Бывший комсомолец Ларионов унаследовал свой кабинет непосредственно от старших товарищей-коммунистов. Сидя в этом кабинете, он приглядывал за парой-тройкой доходных предприятий, открытых старшими товарищами на деньги партии, а заодно собирал дань со всех остальных хворостовских коммерсантов.
Со временем тянуть по-мелкому ему наскучило. В партнерстве с Ростиком Шальным и на средства РОСТ-Банка он купил местный колбасный завод, потом – овощебазу, автосервис и даже несколько ресторанов. Покупать ему понравилось, платить деньги – не очень. Тогда он поступил просто и эффектно (по крайней мере, так я понял суть интриги): перепродал свои активы по второму разу.
Покупателями оказались пришельцы с гор. Этим простым ребятам было наплевать на законное оформление сделки, в те времена они брали не глядя все, что казалось им ценным. Умный банкир Ростислав Шалимов предупреждал мэра о недальновидности такого поведения. Но он никак не ожидал, что спустя год-другой Ларионов продаст и его. Новые партнеры мэра без церемоний бросили банкира в нефтяную цистерну, не отказав себе в удовольствии помучить перед этим.
А жирный Ахмед, наверное, так же стоял рядом и пил свою минералку.
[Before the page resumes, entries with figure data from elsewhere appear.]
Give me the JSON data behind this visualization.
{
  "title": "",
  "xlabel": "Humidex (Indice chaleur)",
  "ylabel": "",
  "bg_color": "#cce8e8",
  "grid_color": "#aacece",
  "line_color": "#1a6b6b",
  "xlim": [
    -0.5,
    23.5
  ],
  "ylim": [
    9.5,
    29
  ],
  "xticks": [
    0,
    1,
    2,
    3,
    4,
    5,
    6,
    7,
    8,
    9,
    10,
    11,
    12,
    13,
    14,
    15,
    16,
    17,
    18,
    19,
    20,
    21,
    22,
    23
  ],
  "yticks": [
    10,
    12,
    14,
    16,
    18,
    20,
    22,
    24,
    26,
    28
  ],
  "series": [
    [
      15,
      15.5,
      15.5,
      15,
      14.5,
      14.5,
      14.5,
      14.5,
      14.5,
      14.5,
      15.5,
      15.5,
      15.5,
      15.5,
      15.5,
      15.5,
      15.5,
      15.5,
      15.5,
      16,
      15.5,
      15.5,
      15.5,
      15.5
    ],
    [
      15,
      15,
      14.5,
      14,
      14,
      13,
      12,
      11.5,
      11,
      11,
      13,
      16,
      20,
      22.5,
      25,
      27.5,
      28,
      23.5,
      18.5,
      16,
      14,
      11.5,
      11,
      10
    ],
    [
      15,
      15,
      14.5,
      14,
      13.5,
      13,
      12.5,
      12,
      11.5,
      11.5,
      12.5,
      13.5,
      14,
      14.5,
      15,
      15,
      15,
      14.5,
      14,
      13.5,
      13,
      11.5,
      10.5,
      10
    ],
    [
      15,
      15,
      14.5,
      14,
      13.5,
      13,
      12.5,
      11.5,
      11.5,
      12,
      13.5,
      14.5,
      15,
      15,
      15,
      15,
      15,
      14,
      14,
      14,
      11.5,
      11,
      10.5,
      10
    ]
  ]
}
О чем банкир Шалимов вспоминал в последние мгновения жизни, уткнувшись лицом в грязь? Мне было тяжело об этом думать. Мы должны были встретиться при иных обстоятельствах.
Потом я подумал про Мальцева. Это из-за нас он оказался там, в цистерне. Ахмед искал не кого-нибудь, а нас. Опять все дерьмо в этой жизни происходит из-за нас.
А вот если бы Мальцев нас не вытащил, вместо него там лежали бы мы втроем. То есть, вчетвером, если считать молчаливого Шалимова-старшего (в одном ботинке).
Первым, наверно, отрубился бы Костик, ему пришлось хуже всех. И я успел бы почувствовать, каково это, когда рядом с тобой умирает твой друг.
«Так погибла в Антарктиде экспедиция капитана Скотта», – вспомнил я старинную книжку, читанную когда-то летом, здесь же, на Азовском море.
[Фрагмент восстановлен: этот поход с самого начала был неудачным. Норвежец Роальд Амундсен пришел к полюсу раньше англичан. На обратном пути их осталось трое: Скотт, Уилсон и Боуэрс. Все трое замерзли в палатке, в метель, а Роберт Скотт умер последним. Он успел написать прощальные письма родственникам своих спутников. В них он рассказал, какие это были хорошие и мужественные люди. Написал письмо и своей жене, потом исправил адрес: «моей вдове». Их тела были найдены только через восемь месяцев, в ноябре 1912 года.]